Le palais impérial est situé en plein centre-ville de Tokyo – un espace de verdure de quelque 3.5 kilomètres carrés entouré par des douves. Le chemin qui en fait le tour est un parcours de choix pour les joggeurs, que l’on peut voir pratiquement 24 heures sur 24 et 7 jours sur 7.
Image idyllique: une artiste esquisse la douve, le mur d’enceinte et le pont.
Les murs du château (car le palais impérial est avant tout un château, fondé lorsque Tokyo s’appelait encore Edo) sont immédiatement reconnaissables grâce aux courbes de leurs arêtes qui font penser à des pagodes. Je me suis toujours demandé par quel miracle ces arêtes sont parfaitement lisses alors qu’aucune pierre qui compose les murs n’est identique, ni même de forme régulière (bon, je sais que le miracle s’appelle “polissage”, mais si on ne peut plus rêver…)
La plus grande partie du complexe n’est pas accessible au public à l’exception de quelques jours par an car l’empereur y réside toujours. En fait, ce n’est pas vraiment le palais qu’on visite, mais ses jardins. Cela dit, il y a quand même des choses à voir.
Parfois, des expositions sont organisées. Ici, des bonzais:
Les Japonais sont vraiment les maîtres lorsqu’il s’agit d’optimiser un espace réduit. La superficie des jardins n’est pas très grande, mais la multitude de petits passages, d’escaliers, et de détours fait qu’on peut se promener pendant des heures sur quelques dizaines de mètres carrés sans s’ennuyer (un peu comme à Nanko).
Bien sûr, aucun jardin japonais ne serait complet sans son étang.
Aucun détail – jusqu’au dessin des embouts des tuiles du toit – n’est laissé au hasard.
Certains arbres sont encore en fleurs alors que l’hiver approche.
Le territoire est organisé en plusieurs étages séparés par des murs d’enceinte afin d’être plus facile à défendre. Tout en haut, on est surpris par un excellent panorama sur la ville environnante.
Puisque je vous dis que rien n’est laissé au hasard: même les gouttières sont équipées de chaînes pour que l’eau glisse gracieusement le long de celles-ci plutôt que de tomber n’importe comment en risquant d’éclabousser les augustes personnes.
Ce qui est bien quand on est empereur, c’est que si on veut un citron avec son thé, il suffit d’ordonner à un serviteur d’en chercher un dans les jardins.

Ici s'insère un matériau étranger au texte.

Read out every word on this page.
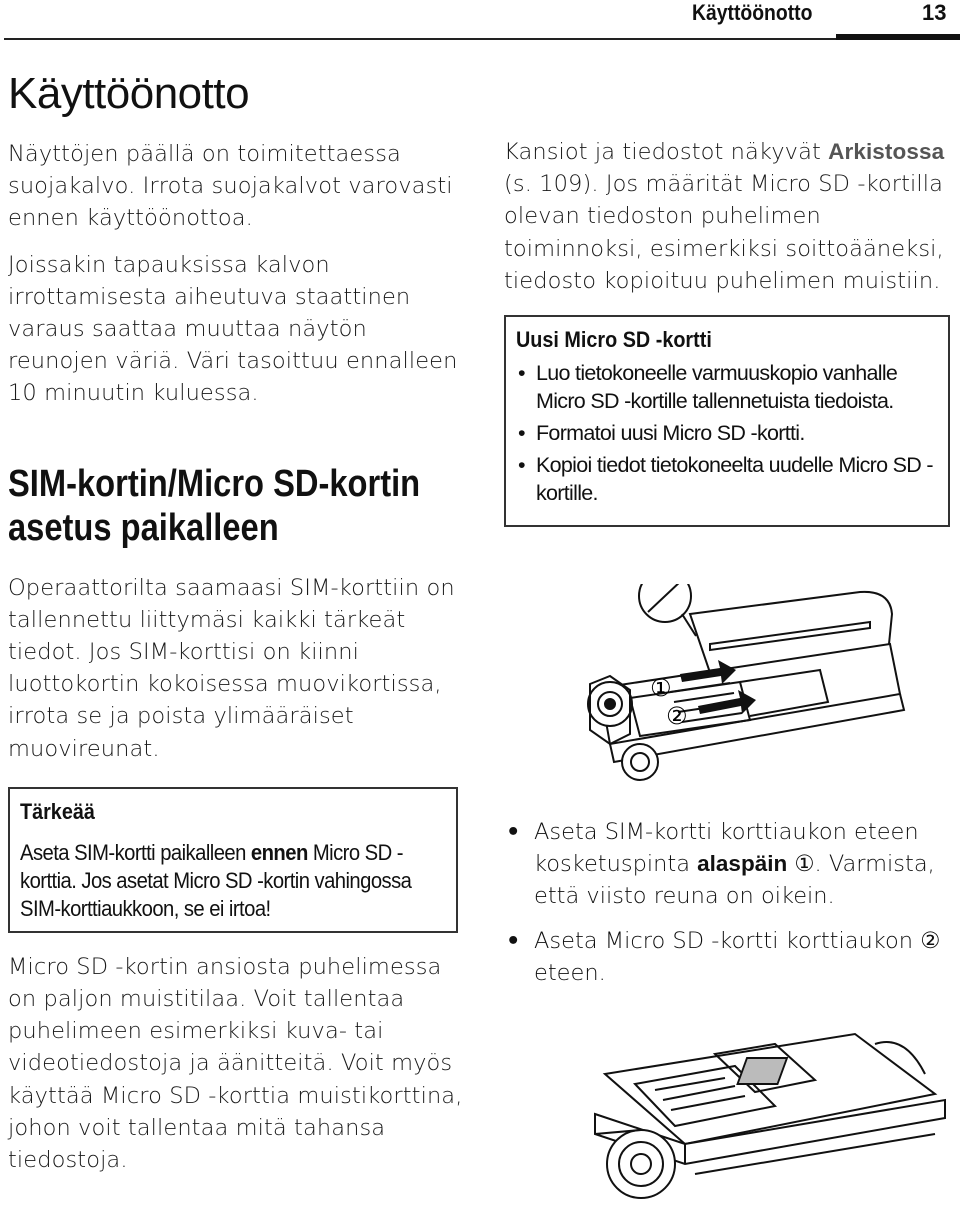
Käyttöönotto	13
Käyttöönotto

Näyttöjen päällä on toimitettaessa suojakalvo. Irrota suojakalvot varovasti ennen käyttöönottoa.

Joissakin tapauksissa kalvon irrottamisesta aiheutuva staattinen varaus saattaa muuttaa näytön reunojen väriä. Väri tasoittuu ennalleen 10 minuutin kuluessa.

SIM-kortin/Micro SD-kortin asetus paikalleen

Operaattorilta saamaasi SIM-korttiin on tallennettu liittymäsi kaikki tärkeät tiedot. Jos SIM-korttisi on kiinni luottokortin kokoisessa muovikortissa, irrota se ja poista ylimääräiset muovireunat.

Tärkeää

Aseta SIM-kortti paikalleen ennen Micro SD -korttia. Jos asetat Micro SD -kortin vahingossa SIM-korttiaukkoon, se ei irtoa!

Micro SD -kortin ansiosta puhelimessa on paljon muistitilaa. Voit tallentaa puhelimeen esimerkiksi kuva- tai videotiedostoja ja äänitteitä. Voit myös käyttää Micro SD -korttia muistikorttina, johon voit tallentaa mitä tahansa tiedostoja.

Kansiot ja tiedostot näkyvät Arkistossa (s. 109). Jos määrität Micro SD -kortilla olevan tiedoston puhelimen toiminnoksi, esimerkiksi soittoääneksi, tiedosto kopioituu puhelimen muistiin.

Uusi Micro SD -kortti
• Luo tietokoneelle varmuuskopio vanhalle Micro SD -kortille tallennetuista tiedoista.
• Formatoi uusi Micro SD -kortti.
• Kopioi tiedot tietokoneelta uudelle Micro SD -kortille.
①
②
• Aseta SIM-kortti korttiaukon eteen kosketuspinta alaspäin ①. Varmista, että viisto reuna on oikein.
• Aseta Micro SD -kortti korttiaukon ② eteen.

Le seul défaut du palais, c’est cette salle de concert construite dans les années 60 (vraisemblablement pour fêter la fin de la recontruction du palais, qui a été bombardé durant la guerre). Comment quelqu’un a-t-il pu décider de construire, au milieu d’un complexe qui date de plus de 500 ans, cette abjection (et encore, j’ai choisi un préfixe gentil) architecturale qui tient autant de l’église scientologue que des lieux d’aisance d’un parc public, restera toujours un mystère pour moi.
Pour se nettoyer la rétine, on peut toujours se reporter sur les anciennes fondations de la tour du château. Elle faisait autrefois plus de 50 mètres, mais a péri dans le grand incendie de 1704.
Juste à côté sont exposés les véhicules privés de l’empereur. Ceux-ci sont anciens…
…et ceux-ci, plus modernes. Le cercle jaune qui remplace la plaque d’immatriculation est en fait un chrysanthème, symbole de la maison impériale.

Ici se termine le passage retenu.